Além de esforço, a pós-graduação envolve custos que muitas vezes podem estar acima da capacidade orçamentaria do estudante. A boa notícia é que, quem pensa em fazer uma pós-graduação Stricto sensu pode contar com bolsas que o ajudam na sua subsistência e na compra de materiais e livros para a sua pesquisa. Mesmo porque, em alguns casos, o estudante deve se dedicar integralmente ao curso, e isso o impede de ter um emprego.

A pós-graduação Stricto sensu – mestrado, doutorado e pós-doutorado - oferece bolsas de estudo por meio de órgãos de fomento como a Coordenação de Aperfeiçoamento de Pessoal de Nível Superior (Capes), o Conselho Nacional de Desenvolvimento Científico e Tecnológico (CNPq) e por entidades como, no Paraná, a Fundação Araucária.

Segundo informações da Capes, o número de bolsas concedidas à pós-graduação (mestrado, doutorado e pós-doutorado) no Paraná cresceu 6% de 2013 para 2014, e 135% nos últimos 5 anos.

O número de bolsas recebidas pelos programas das universidades varia conforme o seu conceito – quanto maior, mais bolsas recebe. No Paraná, conforme levantamentos mais recentes da Capes e do CNPq, Universidade Federal do Paraná (UFPR), Universidade Estadual de Maringá (UEM) e Universidade Estadual de Londrina (UEL) são as instituições de ensino que mais recebem bolsas dos órgãos de fomento.

Segundo o pró-reitor de Pesquisa e Pós-Graduação da Universidade Estadual de Londrina (UEL), Amauri Alfieri, o número de bolsas recebidas pela universidade vem crescendo ao longo dos anos à medida que são abertos novos programas e recebidos novos alunos de pós-graduação.

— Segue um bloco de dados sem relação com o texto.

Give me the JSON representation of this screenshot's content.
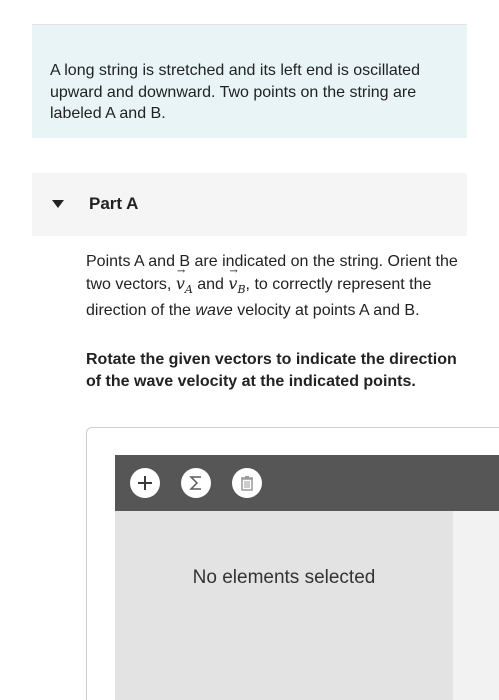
{
  "intro": {
    "text": "A long string is stretched and its left end is oscillated upward and downward. Two points on the string are labeled A and B."
  },
  "part": {
    "title": "Part A"
  },
  "question": {
    "text_1": "Points A and B are indicated on the string. Orient the two vectors, ",
    "vector_a_symbol": "v",
    "vector_a_sub": "A",
    "text_2": " and ",
    "vector_b_symbol": "v",
    "vector_b_sub": "B",
    "text_3": ", to correctly represent the direction of the ",
    "text_emph": "wave",
    "text_4": " velocity at points A and B."
  },
  "instruction": {
    "text": "Rotate the given vectors to indicate the direction of the wave velocity at the indicated points."
  },
  "tool": {
    "tools": [
      "add-icon",
      "sigma-icon",
      "trash-icon"
    ],
    "status": "No elements selected"
  },
  "colors": {
    "intro_bg": "#e8f4f5",
    "toolbar_bg": "#565656",
    "canvas_bg": "#e3e3e3"
  }
}
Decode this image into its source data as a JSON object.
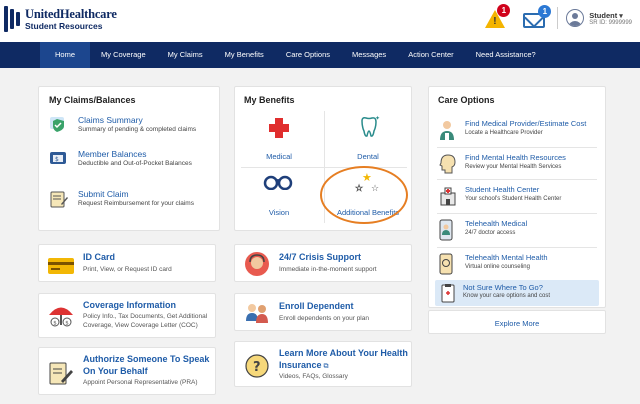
{
  "header": {
    "brand_line1": "UnitedHealthcare",
    "brand_line2": "Student Resources",
    "alerts_count": "1",
    "messages_count": "1",
    "user_name": "Student",
    "user_id": "SR ID: 9999999"
  },
  "nav": {
    "items": [
      "Home",
      "My Coverage",
      "My Claims",
      "My Benefits",
      "Care Options",
      "Messages",
      "Action Center",
      "Need Assistance?"
    ]
  },
  "claims": {
    "title": "My Claims/Balances",
    "items": [
      {
        "title": "Claims Summary",
        "sub": "Summary of pending & completed claims"
      },
      {
        "title": "Member Balances",
        "sub": "Deductible and Out-of-Pocket Balances"
      },
      {
        "title": "Submit Claim",
        "sub": "Request Reimbursement for your claims"
      }
    ]
  },
  "benefits": {
    "title": "My Benefits",
    "items": [
      "Medical",
      "Dental",
      "Vision",
      "Additional Benefits"
    ]
  },
  "tiles": {
    "id_card": {
      "title": "ID Card",
      "sub": "Print, View, or Request ID card"
    },
    "coverage": {
      "title": "Coverage Information",
      "sub": "Policy Info., Tax Documents, Get Additional Coverage, View Coverage Letter (COC)"
    },
    "authorize": {
      "title1": "Authorize Someone To Speak",
      "title2": "On Your Behalf",
      "sub": "Appoint Personal Representative (PRA)"
    },
    "crisis": {
      "title": "24/7 Crisis Support",
      "sub": "Immediate in-the-moment support"
    },
    "enroll": {
      "title": "Enroll Dependent",
      "sub": "Enroll dependents on your plan"
    },
    "learn": {
      "title1": "Learn More About Your Health",
      "title2": "Insurance",
      "sub": "Videos, FAQs, Glossary"
    }
  },
  "care": {
    "title": "Care Options",
    "items": [
      {
        "title": "Find Medical Provider/Estimate Cost",
        "sub": "Locate a Healthcare Provider"
      },
      {
        "title": "Find Mental Health Resources",
        "sub": "Review your Mental Health Services"
      },
      {
        "title": "Student Health Center",
        "sub": "Your school's Student Health Center"
      },
      {
        "title": "Telehealth Medical",
        "sub": "24/7 doctor access"
      },
      {
        "title": "Telehealth Mental Health",
        "sub": "Virtual online counseling"
      },
      {
        "title": "Not Sure Where To Go?",
        "sub": "Know your care options and cost"
      }
    ],
    "explore_label": "Explore More"
  },
  "colors": {
    "nav_bg": "#0f2a63",
    "link": "#1f5ca8",
    "annotation": "#e67e22"
  }
}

Além disso, contribuem para o aumento do número a elevação das notas da Capes atribuídas aos programas de pós Stricto sensu.

"Houve crescimento no conceito dos programas", afirma Alfieri. Na última avaliação da Capes, dois dos programas da UEL foram elevados à nota 6 em uma escala de 1 a 7, onde 6 e 7 são notas atribuídas apenas a programas em que se considera haver padrão comparado ao internacional.

A distribuição das bolsas entre os alunos leva em consideração critérios selecionados por cada programa de pós-graduação. "Alguns programas distribuem por professor, em função da sua produtividade (e estes distribuem as bolsas aos alunos), outras pela classificação dos alunos no processo seletivo", explica Célia Regina Tavares, pró-reitora de Pesquisa e Pós-Graduação da Universidade Estadual de Maringá (UEM).

O valor da bolsa é de R$ 1.500 para mestrado, R$ 2.200 para doutorado e R$ 4.100 para pós-doutorado. Pelo CNPq, doutores contam com mais uma taxa de R$ 400, chamada de "taxa de bancada", para a compra de materiais relacionados à sua tese, assim como para o pagamento de inscrições em congressos ou publicações de artigos, explica Célia. Quando os alunos se inscrevem em um curso de mestrado ou doutorado, automaticamente já concorrem às bolsas, desde que não tenham nenhum vínculo empregatício ou recebam outro tipo de bolsa, afirma a pró-reitora.